4 Paul Martin { 11.28.07 at 12:19 pm }

Thanks for your comment on my blog. I really appreciate hearing your story.
I talk a lot in my classes, albeit from an outsider’s perspective, about the tragic legacy of the residential school system back in Canada. It’s something that my American students here know absolutely nothing about before they come to my class. Even back when I was teaching at the U of Alberta, it was something about which my students there hardly knew enough.
I routinely teach a course here at the University of Vermont on recent fiction by First Nations writers from Canada and this is a topic that comes up a lot. Being a non-Native and teaching what is usually an entirely non-Native body of students, I’m always going out of my way to remind my students that we can never truly understand the impact of the residential schools on a personal level. These are not our stories, and yet at the same time they are. They’re the stories of what white society did (and continues to do) to the first peoples of this continent and those are stories that we need to own up to. It’s by trying to understand and making sure that the past does not get forgotten or swept under the rug that we can help to change things. So, I really appreciate you taking the time to share your story with me.
Speaking of sharing stories, I’ve added your great blog to my list of feeds that I follow, so I’ll be continuing to read your take on these things and others. I think blogs have become a great way for people from around the world to connect to each other’s stories in ways we’ve never been able to do before.
Paul
P.S. I somehow didn’t notice Barry’s comment on this blog from back in September until you mentioned it. I don’t think there’s a valid point in the whole comment, which is not the most academic thing for me to say but let’s take a quick run through those main points:
1) “These children had to be educated.” By whom? and for what? Who’s to say that they weren’t already being educated by their own communities? The premise here is that “education” is only what you can learn in a school environment that teaches you how to cope in a white society. The residential school system was not about “education” but about assimilation. Actually that’s too mild a word. It was a process of cultural genocide that aimed not to give students a Western education to complement their own traditional knowledge; its aim was to eradicate all forms of traditional knowledge, cultures, and languages.

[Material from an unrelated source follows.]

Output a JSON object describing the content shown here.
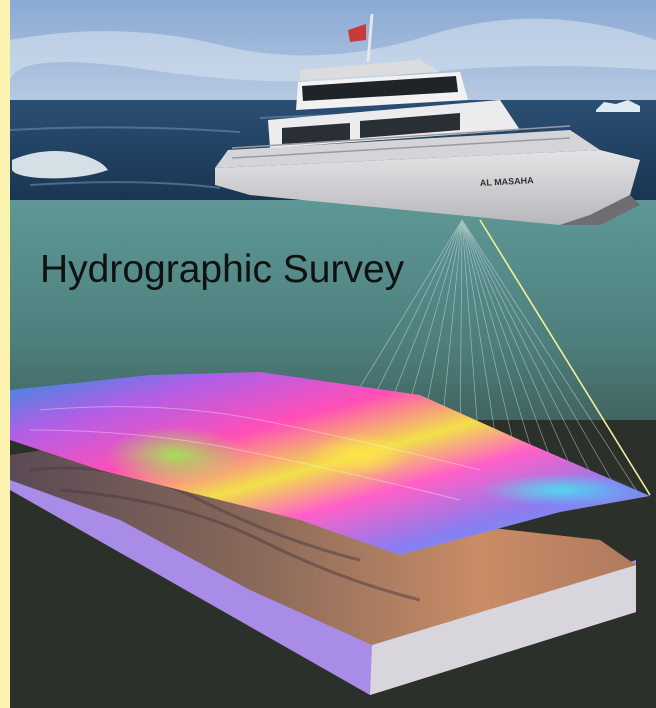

2. Good question: how about being beaten or otherwise punished for daring to speak your own language? how about being taken away from your parents involuntarily and placed in a “school” for your entire childhood? I think abuse includes the deliberate and systematic traumatization of any individual and not just sexual abuse or “regular severe beatings.” I’d also take issue with the assertion that “The people in charge were men of God” and that they “meant well.” I’m sure there were some good people who did what they could to help Native youth in these schools, but I don’t think we can ever really consider those others who inflicted the physical and sexual abuse in particular to be “men of god.” Second, I really have to wonder how those people who “meant well” could have had the arrogance to assume that they knew what was best for Native people in Canada?
3) I don’t think getting the strap once a month compares in any way at all to what we’re talking about.

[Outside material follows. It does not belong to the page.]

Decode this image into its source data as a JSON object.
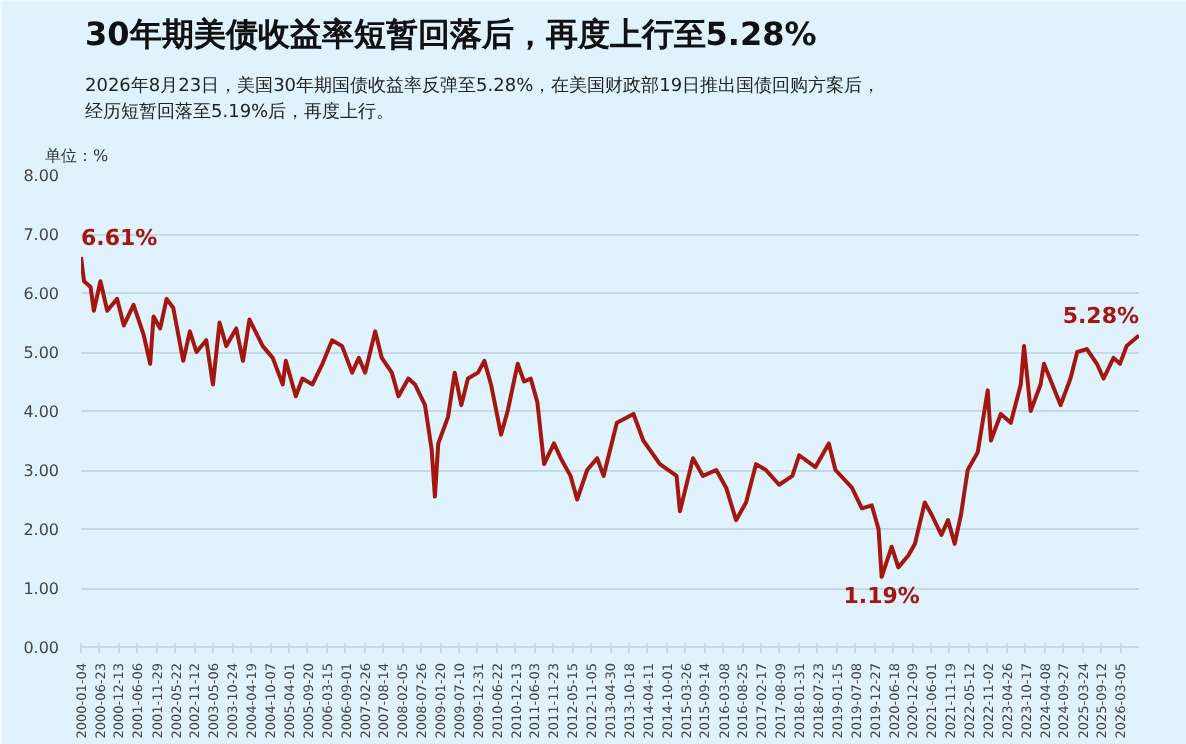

Finally, the federal government bears a great deal of responsibility here. They allowed all of this to occur. It’s cowardly of them not to apologize. The compensation that has been given out is anything but “free money” for anyone involved and true reparation or reconciliation needs to involve much, much more than this. It begins with truth and honesty, two things I think we’ve yet to see the federal government (Liberal or Conservative) fully demonstrate.